Durante la carestia che, nel 1867, miete numerose vittime in Algeria,
Gagne espone sul numero 5 de L’Unité il “famoso” progetto
della Filantropofagia, “il solo fatto nuovo comparso sotto il sole”, ovvero
“l’amore dell’uomo per l’uomo dato in alimento”. Nel sacrificio volontario
di uomini e donne che si danno fraternamente e religiosamente in nutrimento
alle vittime della fame che divora il mondo, Gagne individua la definitiva
soluzione del “problema sociale”. «L’arcifilantropofagia, che rovescerà
la barbarie e tutti i crimini, solo lei può pronunciare la santa
parola fine alla carestia universale che, se nessuno si sacrifica, ci divorerà
tutti sul grande vascello della terra senza più viveri».
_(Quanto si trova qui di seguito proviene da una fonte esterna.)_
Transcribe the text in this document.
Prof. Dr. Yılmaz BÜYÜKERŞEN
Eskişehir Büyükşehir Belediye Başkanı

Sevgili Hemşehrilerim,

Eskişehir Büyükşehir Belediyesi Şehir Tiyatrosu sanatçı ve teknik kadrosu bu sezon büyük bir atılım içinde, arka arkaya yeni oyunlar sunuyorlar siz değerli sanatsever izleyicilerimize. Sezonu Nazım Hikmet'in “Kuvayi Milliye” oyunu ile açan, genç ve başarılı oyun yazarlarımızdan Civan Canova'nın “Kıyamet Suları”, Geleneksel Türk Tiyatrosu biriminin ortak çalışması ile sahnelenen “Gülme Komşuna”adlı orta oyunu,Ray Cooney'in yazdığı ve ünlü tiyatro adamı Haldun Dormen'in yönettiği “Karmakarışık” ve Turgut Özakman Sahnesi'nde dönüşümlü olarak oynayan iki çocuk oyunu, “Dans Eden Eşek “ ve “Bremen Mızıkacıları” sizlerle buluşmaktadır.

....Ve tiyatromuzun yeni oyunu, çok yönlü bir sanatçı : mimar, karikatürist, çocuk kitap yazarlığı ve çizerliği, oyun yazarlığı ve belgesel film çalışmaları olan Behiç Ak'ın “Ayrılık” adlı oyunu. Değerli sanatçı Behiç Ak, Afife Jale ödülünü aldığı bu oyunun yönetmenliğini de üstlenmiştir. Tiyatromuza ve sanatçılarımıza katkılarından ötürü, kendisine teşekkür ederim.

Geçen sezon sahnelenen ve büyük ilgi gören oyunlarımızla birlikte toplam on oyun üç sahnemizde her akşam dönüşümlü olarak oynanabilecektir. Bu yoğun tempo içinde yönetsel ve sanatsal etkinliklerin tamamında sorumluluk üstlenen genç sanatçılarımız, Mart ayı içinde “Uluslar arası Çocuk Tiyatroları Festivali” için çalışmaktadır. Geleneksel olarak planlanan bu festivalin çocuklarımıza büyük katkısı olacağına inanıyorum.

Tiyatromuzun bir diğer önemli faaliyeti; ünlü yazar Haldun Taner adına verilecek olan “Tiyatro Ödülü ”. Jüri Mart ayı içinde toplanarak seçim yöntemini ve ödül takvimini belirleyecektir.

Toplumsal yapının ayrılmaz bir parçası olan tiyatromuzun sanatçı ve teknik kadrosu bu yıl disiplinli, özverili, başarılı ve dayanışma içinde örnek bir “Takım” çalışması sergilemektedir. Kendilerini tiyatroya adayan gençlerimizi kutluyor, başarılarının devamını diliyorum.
Il progetto di Gagne, di cui parlano diversi giornali del tempo (Le
Figaro, Le Pays, Le Nain jaune, ecc.) prevede l’erezione
di quattro croci in Place de la Concorde; le braccia e le gambe dei “cristi
salvatori dell’umanità” saranno appesi ad “anelli dorati”, “le loro
teste verranno infilate in lacci diamantati o in rasoi circolari, secondo
le preferenze; i sacrificatori, posti dietro le croci, si armeranno di
garrote destinate a stringere lacci e i ferri taglienti, e, nel momento
in cui si faranno suonare a distesa le campane del sacrificio e in cui
gli spettatori cadranno in ginocchio, si compirà l’esecuzione in
un minuto eterno, che riempirà i cieli e la terra d’amore, di gloria
e di benedizioni”. Da parte mia, afferma Gagne, “preferisco diventare il
sacro alimento dei miei simili, che mi venereranno, piuttosto che essere
la stupida e ignobile pastura dei vermi”. Così si dice pronto a
inviare una delle sue gambe in Algeria, un’altra in America, un braccio
in Irlanda, il tronco del suo corpo al mondo intero.
Gagne muore a Parigi nell’agosto del 1876, in miseria.
"Posse", 1, aprile 2000, pp. 214-216.